Moreover, there may be additional factors underlying the associations between age, disability, and well-being. For instance, the strong age effects we observed with regard to objective disability outcomes may to a large extent be due to age differences in cognitive abilities, which are an important prerequisite for maintaining functional ability into old age and for preventing disability. However, for the sake of interview length and to reduce the burden for our study participants, cognitive abilities were not assessed in this study.
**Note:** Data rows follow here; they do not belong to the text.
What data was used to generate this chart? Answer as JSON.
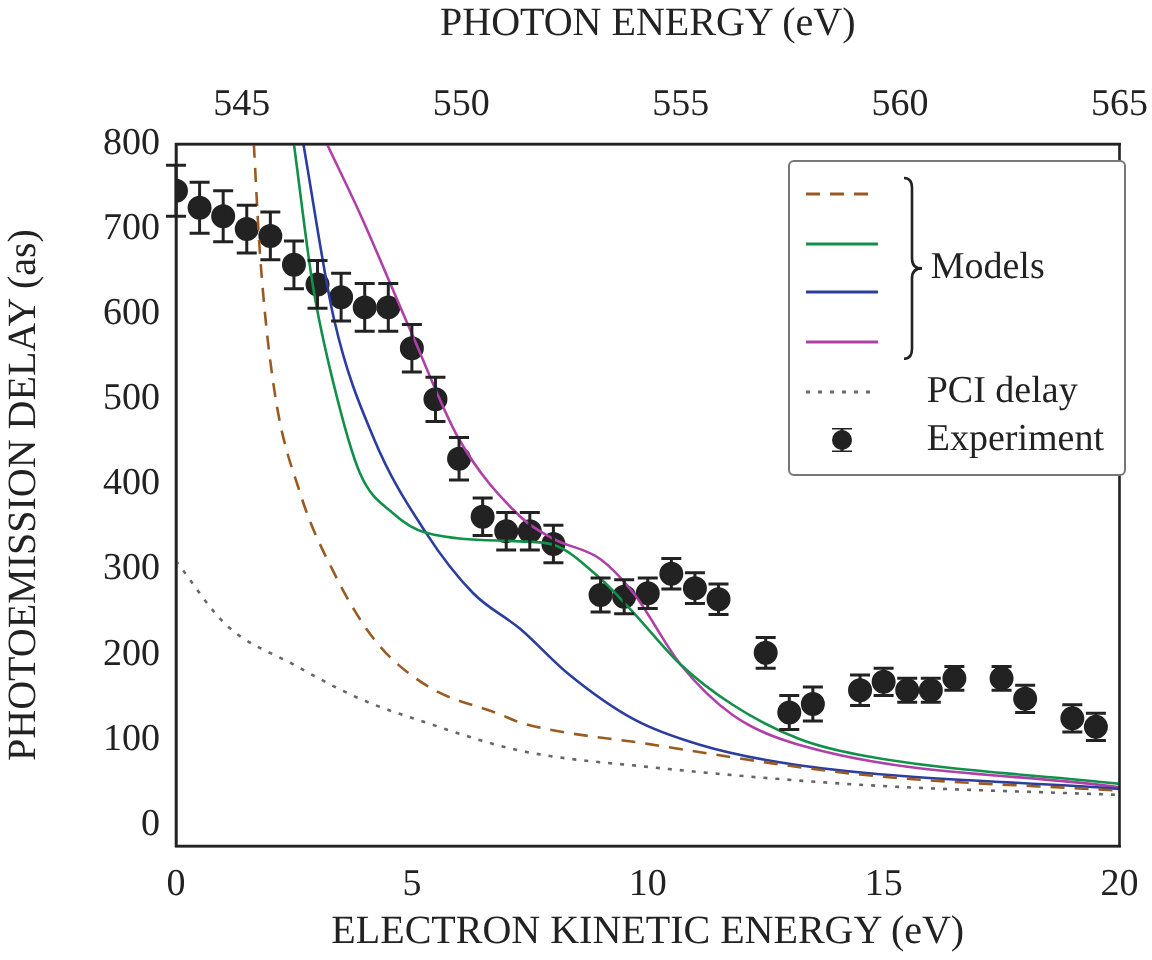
{
  "chart_data": {
    "type": "line",
    "xlabel": "ELECTRON KINETIC ENERGY (eV)",
    "ylabel": "PHOTOEMISSION DELAY (as)",
    "x2label": "PHOTON ENERGY (eV)",
    "xlim": [
      0,
      20
    ],
    "xticks": [
      0,
      5,
      10,
      15,
      20
    ],
    "ylim": [
      -25,
      800
    ],
    "yticks": [
      0,
      100,
      200,
      300,
      400,
      500,
      600,
      700,
      800
    ],
    "x2lim": [
      543.5,
      565
    ],
    "x2ticks": [
      545,
      550,
      555,
      560,
      565
    ],
    "grid": false,
    "legend": "top right",
    "annotations": [
      "Models"
    ],
    "series": [
      {
        "color": "#9a5b22",
        "line_style": "dashed",
        "marker": "none",
        "x": [
          1.65,
          1.78,
          2.07,
          2.63,
          3.35,
          4.2,
          5.3,
          6.9,
          7.3,
          10,
          14.5,
          20
        ],
        "values": [
          800,
          671,
          516,
          390,
          296,
          218,
          164,
          129,
          120,
          95,
          59,
          40
        ]
      },
      {
        "color": "#11904a",
        "line_style": "solid",
        "marker": "none",
        "x": [
          2.5,
          2.9,
          3.35,
          3.9,
          4.6,
          5.3,
          7.3,
          8,
          9,
          9.7,
          10.7,
          11.8,
          13.2,
          14.5,
          20
        ],
        "values": [
          800,
          634,
          516,
          413,
          366,
          343,
          333,
          329,
          289,
          249,
          188,
          141,
          101,
          82,
          48
        ]
      },
      {
        "color": "#2b3d9e",
        "line_style": "solid",
        "marker": "none",
        "x": [
          2.7,
          3.35,
          4.2,
          5.3,
          6.3,
          7.3,
          8.3,
          9.7,
          11.1,
          13.2,
          20
        ],
        "values": [
          800,
          594,
          453,
          343,
          272,
          230,
          178,
          124,
          94,
          70,
          42
        ]
      },
      {
        "color": "#b040a8",
        "line_style": "solid",
        "marker": "none",
        "x": [
          3.2,
          3.9,
          5,
          6,
          7.3,
          8,
          9,
          9.7,
          10.7,
          11.8,
          13.2,
          20
        ],
        "values": [
          800,
          718,
          577,
          453,
          362,
          336,
          312,
          272,
          188,
          129,
          94,
          44
        ]
      },
      {
        "name": "PCI delay",
        "color": "#666666",
        "line_style": "dotted",
        "marker": "none",
        "x": [
          0,
          1.06,
          2.5,
          3.9,
          5.3,
          7.3,
          10,
          14.5,
          20
        ],
        "values": [
          310,
          235,
          188,
          148,
          120,
          87,
          68,
          47,
          35
        ]
      },
      {
        "name": "Experiment",
        "type": "scatter",
        "color": "#222222",
        "marker": "circle",
        "x": [
          0,
          0.5,
          1,
          1.5,
          2,
          2.5,
          3,
          3.5,
          4,
          4.5,
          5,
          5.5,
          6,
          6.5,
          7,
          7.5,
          8,
          9,
          9.5,
          10,
          10.5,
          11,
          11.5,
          12.5,
          13,
          13.5,
          14.5,
          15,
          15.5,
          16,
          16.5,
          17.5,
          18,
          19,
          19.5
        ],
        "values": [
          745,
          725,
          715,
          700,
          692,
          658,
          635,
          620,
          608,
          608,
          560,
          500,
          430,
          362,
          345,
          345,
          330,
          270,
          268,
          272,
          295,
          278,
          265,
          202,
          132,
          142,
          158,
          168,
          158,
          158,
          172,
          172,
          148,
          125,
          115
        ],
        "errors": [
          30,
          30,
          30,
          28,
          28,
          28,
          28,
          28,
          28,
          28,
          28,
          26,
          25,
          22,
          22,
          22,
          22,
          20,
          20,
          18,
          18,
          18,
          18,
          18,
          20,
          20,
          18,
          16,
          14,
          14,
          14,
          14,
          16,
          16,
          16
        ]
      }
    ]
  }
}
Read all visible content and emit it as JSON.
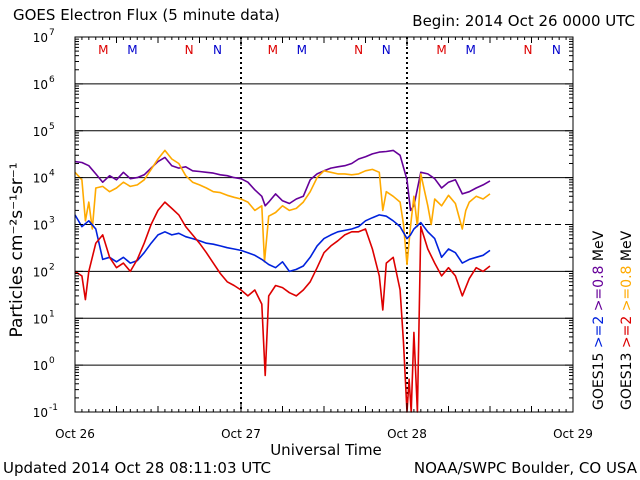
{
  "chart_data": {
    "type": "line",
    "title": "GOES Electron Flux (5 minute data)",
    "begin_label": "Begin: 2014 Oct 26 0000 UTC",
    "xlabel": "Universal Time",
    "ylabel": "Particles cm⁻²s⁻¹sr⁻¹",
    "x_ticks": [
      "Oct 26",
      "Oct 27",
      "Oct 28",
      "Oct 29"
    ],
    "xlim_hours": [
      0,
      72
    ],
    "ylim": [
      0.1,
      10000000
    ],
    "y_scale": "log",
    "y_ticks": [
      {
        "base": "10",
        "exp": "-1",
        "value": 0.1
      },
      {
        "base": "10",
        "exp": "0",
        "value": 1
      },
      {
        "base": "10",
        "exp": "1",
        "value": 10
      },
      {
        "base": "10",
        "exp": "2",
        "value": 100
      },
      {
        "base": "10",
        "exp": "3",
        "value": 1000
      },
      {
        "base": "10",
        "exp": "4",
        "value": 10000
      },
      {
        "base": "10",
        "exp": "5",
        "value": 100000
      },
      {
        "base": "10",
        "exp": "6",
        "value": 1000000
      },
      {
        "base": "10",
        "exp": "7",
        "value": 10000000
      }
    ],
    "threshold_line": 1000,
    "grid": true,
    "day_divider_hours": [
      24,
      48
    ],
    "satellite_markers": [
      {
        "label": "M",
        "hour": 4.1,
        "color": "#dd0000"
      },
      {
        "label": "M",
        "hour": 8.3,
        "color": "#0000cc"
      },
      {
        "label": "N",
        "hour": 16.5,
        "color": "#dd0000"
      },
      {
        "label": "N",
        "hour": 20.6,
        "color": "#0000cc"
      },
      {
        "label": "M",
        "hour": 28.6,
        "color": "#dd0000"
      },
      {
        "label": "M",
        "hour": 32.8,
        "color": "#0000cc"
      },
      {
        "label": "N",
        "hour": 41.0,
        "color": "#dd0000"
      },
      {
        "label": "N",
        "hour": 45.0,
        "color": "#0000cc"
      },
      {
        "label": "M",
        "hour": 53.0,
        "color": "#dd0000"
      },
      {
        "label": "M",
        "hour": 57.2,
        "color": "#0000cc"
      },
      {
        "label": "N",
        "hour": 65.5,
        "color": "#dd0000"
      },
      {
        "label": "N",
        "hour": 69.6,
        "color": "#0000cc"
      }
    ],
    "legend": [
      {
        "satellite": "GOES15",
        "energy": ">=2",
        "color": "#0022dd"
      },
      {
        "satellite": "GOES15",
        "energy": ">=0.8",
        "color": "#660099"
      },
      {
        "satellite": "GOES13",
        "energy": ">=2",
        "color": "#dd0000"
      },
      {
        "satellite": "GOES13",
        "energy": ">=0.8",
        "color": "#ffaa00"
      }
    ],
    "legend_units": "MeV",
    "legend_satellites": [
      "GOES15",
      "GOES13"
    ],
    "series": [
      {
        "name": "GOES15 >=0.8 MeV",
        "color": "#660099",
        "points": [
          [
            0,
            22000
          ],
          [
            1,
            21000
          ],
          [
            2,
            18000
          ],
          [
            3,
            12000
          ],
          [
            4,
            8000
          ],
          [
            5,
            11000
          ],
          [
            6,
            9000
          ],
          [
            7,
            13000
          ],
          [
            8,
            9500
          ],
          [
            9,
            10000
          ],
          [
            10,
            11500
          ],
          [
            11,
            16000
          ],
          [
            12,
            22000
          ],
          [
            13,
            27000
          ],
          [
            14,
            18000
          ],
          [
            15,
            16000
          ],
          [
            16,
            17000
          ],
          [
            17,
            14000
          ],
          [
            18,
            13500
          ],
          [
            19,
            13000
          ],
          [
            20,
            12500
          ],
          [
            21,
            11500
          ],
          [
            22,
            11000
          ],
          [
            23,
            10000
          ],
          [
            24,
            9500
          ],
          [
            25,
            8000
          ],
          [
            26,
            5500
          ],
          [
            27,
            4000
          ],
          [
            27.5,
            2500
          ],
          [
            28,
            3000
          ],
          [
            29,
            4500
          ],
          [
            30,
            3200
          ],
          [
            31,
            2800
          ],
          [
            32,
            3500
          ],
          [
            33,
            4000
          ],
          [
            34,
            9000
          ],
          [
            35,
            12000
          ],
          [
            36,
            14000
          ],
          [
            37,
            16000
          ],
          [
            38,
            17000
          ],
          [
            39,
            18000
          ],
          [
            40,
            20000
          ],
          [
            41,
            25000
          ],
          [
            42,
            28000
          ],
          [
            43,
            32000
          ],
          [
            44,
            35000
          ],
          [
            45,
            36000
          ],
          [
            46,
            38000
          ],
          [
            47,
            30000
          ],
          [
            48,
            9000
          ],
          [
            48.5,
            2000
          ],
          [
            49,
            2500
          ],
          [
            50,
            13000
          ],
          [
            51,
            12000
          ],
          [
            52,
            9500
          ],
          [
            53,
            6000
          ],
          [
            54,
            8000
          ],
          [
            55,
            9000
          ],
          [
            56,
            4500
          ],
          [
            57,
            5000
          ],
          [
            58,
            6000
          ],
          [
            59,
            7000
          ],
          [
            60,
            8500
          ]
        ]
      },
      {
        "name": "GOES13 >=0.8 MeV",
        "color": "#ffaa00",
        "points": [
          [
            0,
            13000
          ],
          [
            1,
            9000
          ],
          [
            1.5,
            1200
          ],
          [
            2,
            3000
          ],
          [
            2.5,
            800
          ],
          [
            3,
            6000
          ],
          [
            4,
            6500
          ],
          [
            5,
            5000
          ],
          [
            6,
            6000
          ],
          [
            7,
            8000
          ],
          [
            8,
            6500
          ],
          [
            9,
            7000
          ],
          [
            10,
            9000
          ],
          [
            11,
            15000
          ],
          [
            12,
            25000
          ],
          [
            13,
            38000
          ],
          [
            14,
            25000
          ],
          [
            15,
            20000
          ],
          [
            16,
            11000
          ],
          [
            17,
            8000
          ],
          [
            18,
            7000
          ],
          [
            19,
            6000
          ],
          [
            20,
            5000
          ],
          [
            21,
            4800
          ],
          [
            22,
            4200
          ],
          [
            23,
            3800
          ],
          [
            24,
            3500
          ],
          [
            25,
            3000
          ],
          [
            26,
            2000
          ],
          [
            27,
            2500
          ],
          [
            27.4,
            160
          ],
          [
            28,
            1500
          ],
          [
            29,
            1800
          ],
          [
            30,
            2500
          ],
          [
            31,
            2000
          ],
          [
            32,
            2200
          ],
          [
            33,
            3000
          ],
          [
            34,
            5000
          ],
          [
            35,
            10000
          ],
          [
            36,
            14000
          ],
          [
            37,
            13000
          ],
          [
            38,
            12000
          ],
          [
            39,
            12000
          ],
          [
            40,
            11500
          ],
          [
            41,
            12000
          ],
          [
            42,
            14000
          ],
          [
            43,
            15000
          ],
          [
            44,
            13000
          ],
          [
            44.5,
            2000
          ],
          [
            45,
            5000
          ],
          [
            46,
            4000
          ],
          [
            47,
            3000
          ],
          [
            47.5,
            1000
          ],
          [
            48,
            140
          ],
          [
            48.5,
            900
          ],
          [
            49,
            4000
          ],
          [
            49.5,
            900
          ],
          [
            50,
            12000
          ],
          [
            51,
            2500
          ],
          [
            51.5,
            1000
          ],
          [
            52,
            3500
          ],
          [
            53,
            2500
          ],
          [
            54,
            4200
          ],
          [
            55,
            2800
          ],
          [
            56,
            800
          ],
          [
            56.5,
            2000
          ],
          [
            57,
            3000
          ],
          [
            58,
            4000
          ],
          [
            59,
            3500
          ],
          [
            60,
            4500
          ]
        ]
      },
      {
        "name": "GOES15 >=2 MeV",
        "color": "#0022dd",
        "points": [
          [
            0,
            1600
          ],
          [
            1,
            900
          ],
          [
            2,
            1200
          ],
          [
            3,
            800
          ],
          [
            4,
            180
          ],
          [
            5,
            200
          ],
          [
            6,
            160
          ],
          [
            7,
            200
          ],
          [
            8,
            150
          ],
          [
            9,
            170
          ],
          [
            10,
            250
          ],
          [
            11,
            400
          ],
          [
            12,
            600
          ],
          [
            13,
            700
          ],
          [
            14,
            600
          ],
          [
            15,
            650
          ],
          [
            16,
            550
          ],
          [
            17,
            500
          ],
          [
            18,
            450
          ],
          [
            19,
            400
          ],
          [
            20,
            380
          ],
          [
            21,
            350
          ],
          [
            22,
            320
          ],
          [
            23,
            300
          ],
          [
            24,
            280
          ],
          [
            25,
            250
          ],
          [
            26,
            220
          ],
          [
            27,
            180
          ],
          [
            28,
            140
          ],
          [
            29,
            120
          ],
          [
            30,
            160
          ],
          [
            31,
            100
          ],
          [
            32,
            110
          ],
          [
            33,
            130
          ],
          [
            34,
            200
          ],
          [
            35,
            350
          ],
          [
            36,
            500
          ],
          [
            37,
            600
          ],
          [
            38,
            700
          ],
          [
            39,
            750
          ],
          [
            40,
            800
          ],
          [
            41,
            900
          ],
          [
            42,
            1200
          ],
          [
            43,
            1400
          ],
          [
            44,
            1600
          ],
          [
            45,
            1500
          ],
          [
            46,
            1200
          ],
          [
            47,
            900
          ],
          [
            48,
            500
          ],
          [
            48.5,
            600
          ],
          [
            49,
            800
          ],
          [
            50,
            1100
          ],
          [
            51,
            700
          ],
          [
            52,
            500
          ],
          [
            53,
            200
          ],
          [
            54,
            300
          ],
          [
            55,
            250
          ],
          [
            56,
            150
          ],
          [
            57,
            180
          ],
          [
            58,
            200
          ],
          [
            59,
            220
          ],
          [
            60,
            280
          ]
        ]
      },
      {
        "name": "GOES13 >=2 MeV",
        "color": "#dd0000",
        "points": [
          [
            0,
            100
          ],
          [
            1,
            80
          ],
          [
            1.5,
            25
          ],
          [
            2,
            100
          ],
          [
            3,
            400
          ],
          [
            4,
            600
          ],
          [
            5,
            200
          ],
          [
            6,
            120
          ],
          [
            7,
            150
          ],
          [
            8,
            100
          ],
          [
            9,
            180
          ],
          [
            10,
            400
          ],
          [
            11,
            1000
          ],
          [
            12,
            2000
          ],
          [
            13,
            3000
          ],
          [
            14,
            2200
          ],
          [
            15,
            1600
          ],
          [
            16,
            900
          ],
          [
            17,
            600
          ],
          [
            18,
            400
          ],
          [
            19,
            250
          ],
          [
            20,
            150
          ],
          [
            21,
            90
          ],
          [
            22,
            60
          ],
          [
            23,
            50
          ],
          [
            24,
            40
          ],
          [
            25,
            30
          ],
          [
            26,
            40
          ],
          [
            27,
            20
          ],
          [
            27.5,
            0.6
          ],
          [
            28,
            30
          ],
          [
            29,
            50
          ],
          [
            30,
            45
          ],
          [
            31,
            35
          ],
          [
            32,
            30
          ],
          [
            33,
            40
          ],
          [
            34,
            60
          ],
          [
            35,
            120
          ],
          [
            36,
            250
          ],
          [
            37,
            350
          ],
          [
            38,
            450
          ],
          [
            39,
            600
          ],
          [
            40,
            700
          ],
          [
            41,
            700
          ],
          [
            42,
            800
          ],
          [
            43,
            300
          ],
          [
            44,
            80
          ],
          [
            44.5,
            15
          ],
          [
            45,
            150
          ],
          [
            46,
            200
          ],
          [
            47,
            40
          ],
          [
            47.5,
            3
          ],
          [
            48,
            0.1
          ],
          [
            48.3,
            0.5
          ],
          [
            48.6,
            0.1
          ],
          [
            49,
            5
          ],
          [
            49.5,
            0.1
          ],
          [
            50,
            900
          ],
          [
            51,
            300
          ],
          [
            52,
            150
          ],
          [
            53,
            80
          ],
          [
            54,
            120
          ],
          [
            55,
            80
          ],
          [
            56,
            30
          ],
          [
            57,
            70
          ],
          [
            58,
            120
          ],
          [
            59,
            100
          ],
          [
            60,
            130
          ]
        ]
      }
    ]
  },
  "footer": {
    "updated": "Updated 2014 Oct 28 08:11:03 UTC",
    "credit": "NOAA/SWPC Boulder, CO USA"
  }
}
Finally, the participants of this study were recruited from a tertiary care center; thus results may not (or only to some extent) be representative for CLBP patients in general.

In conclusion, our findings provide empirical support for the “well-being paradox” in a well-defined clinical study sample of adults with nonspecific chronic back pain: Whereas older patients revealed higher disability scores than younger patients, both based on self-reports and on performance tests, they scored higher on several quality of life indicators. Our findings thus suggest that well-being among chronic pain patients is actually not negatively associated with chronological age. This is an important message for all those who are working with older pain patients: Restrictions in well-being due to chronic pain must not be taken for granted in older age, but should be addressed individually. With regard to additional practical implications of our study, older patients with nonspecific chronic back pain seem to be at a particularly high risk of disability and might therefore benefit most from interventions to improve or maintain functional ability, though most interventions for patients with chronic pain have so far resulted in small to moderate effects only [76,77]. On the contrary, younger patients were characterized by lower well-being scores compared with older individuals, so interventions to promote well-being in pain patients should have a particular focus on middle-aged adults.